FBI caught up in cheating scandal

Two years ago, the FBI loosened its internal guidelines to allow agents to launch surveillance operations without evidence of a crime and to open inquiries based in part on the ethnicity of the subject. That made some people nervous, considering the bureau's extensive history of abusing its investigative powers. And the FBI sought to allay those fears the way any government bureaucracy does: It promised to administer a test.

And sure enough, the Bureau required its agents to pass a 51-question test to demonstrate their knowledge of civil liberties and what is and isn't kosher when it comes to surveillance. And they all passed! Because many of them cheated.

According to the Associated Press, the Department of Justice's inspector general is investigating "hundreds" of agents for possibly cheating on the surveillance test by taking it in groups and printing it out in advance to use as a study guide. Several agents completed the test "unusually quickly," the AP says, and the head of FBI Agents Association complained in a letter to the Bureau obtained by the AP that "pervasive confusion and miscommunication" about the rules governing the test led to violations at almost every field office.

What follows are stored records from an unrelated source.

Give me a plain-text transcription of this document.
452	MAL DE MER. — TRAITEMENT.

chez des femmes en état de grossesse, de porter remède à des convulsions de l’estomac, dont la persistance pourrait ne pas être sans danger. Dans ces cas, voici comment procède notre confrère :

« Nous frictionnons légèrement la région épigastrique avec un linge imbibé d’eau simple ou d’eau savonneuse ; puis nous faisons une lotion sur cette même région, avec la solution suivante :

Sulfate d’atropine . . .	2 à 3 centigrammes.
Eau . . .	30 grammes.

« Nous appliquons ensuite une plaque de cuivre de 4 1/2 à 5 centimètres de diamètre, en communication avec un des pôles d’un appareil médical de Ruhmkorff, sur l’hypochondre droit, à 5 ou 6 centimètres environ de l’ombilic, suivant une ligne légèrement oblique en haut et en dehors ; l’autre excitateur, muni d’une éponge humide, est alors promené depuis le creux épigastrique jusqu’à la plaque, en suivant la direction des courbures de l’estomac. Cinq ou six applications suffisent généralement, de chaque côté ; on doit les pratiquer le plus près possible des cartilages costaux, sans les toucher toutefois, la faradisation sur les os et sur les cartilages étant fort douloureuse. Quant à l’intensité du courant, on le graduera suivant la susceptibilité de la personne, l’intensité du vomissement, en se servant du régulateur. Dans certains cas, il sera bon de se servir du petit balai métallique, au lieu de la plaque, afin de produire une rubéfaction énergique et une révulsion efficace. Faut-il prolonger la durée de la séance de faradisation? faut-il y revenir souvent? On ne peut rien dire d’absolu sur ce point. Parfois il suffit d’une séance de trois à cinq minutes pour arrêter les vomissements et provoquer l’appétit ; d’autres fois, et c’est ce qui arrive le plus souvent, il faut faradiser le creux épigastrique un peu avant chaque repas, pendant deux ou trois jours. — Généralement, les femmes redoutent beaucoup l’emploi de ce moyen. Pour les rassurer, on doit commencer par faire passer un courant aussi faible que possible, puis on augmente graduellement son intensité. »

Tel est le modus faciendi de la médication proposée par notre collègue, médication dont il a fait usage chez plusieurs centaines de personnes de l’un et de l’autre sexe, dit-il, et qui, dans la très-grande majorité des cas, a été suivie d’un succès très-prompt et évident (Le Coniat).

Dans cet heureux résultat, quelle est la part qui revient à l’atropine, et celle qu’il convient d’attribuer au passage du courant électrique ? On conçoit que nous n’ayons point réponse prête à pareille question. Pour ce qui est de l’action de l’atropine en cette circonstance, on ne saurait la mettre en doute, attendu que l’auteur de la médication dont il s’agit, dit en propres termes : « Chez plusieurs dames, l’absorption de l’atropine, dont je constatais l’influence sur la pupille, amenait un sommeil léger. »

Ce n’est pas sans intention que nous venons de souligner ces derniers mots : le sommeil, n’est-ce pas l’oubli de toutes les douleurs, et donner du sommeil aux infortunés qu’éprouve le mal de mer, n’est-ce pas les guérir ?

The investigation began last year after the head of the Washington field office took the test--which must be taken alone, according to the rules--"alongside two of his most senior managers and one of the bureau attorneys in charge of making sure the exam was administered properly." He has since retired, and the two agents who took it with him have been detailed to headquarters while the investigation continues, the AP says.

The exam's last question asked whether the agent taking it had received any assistance.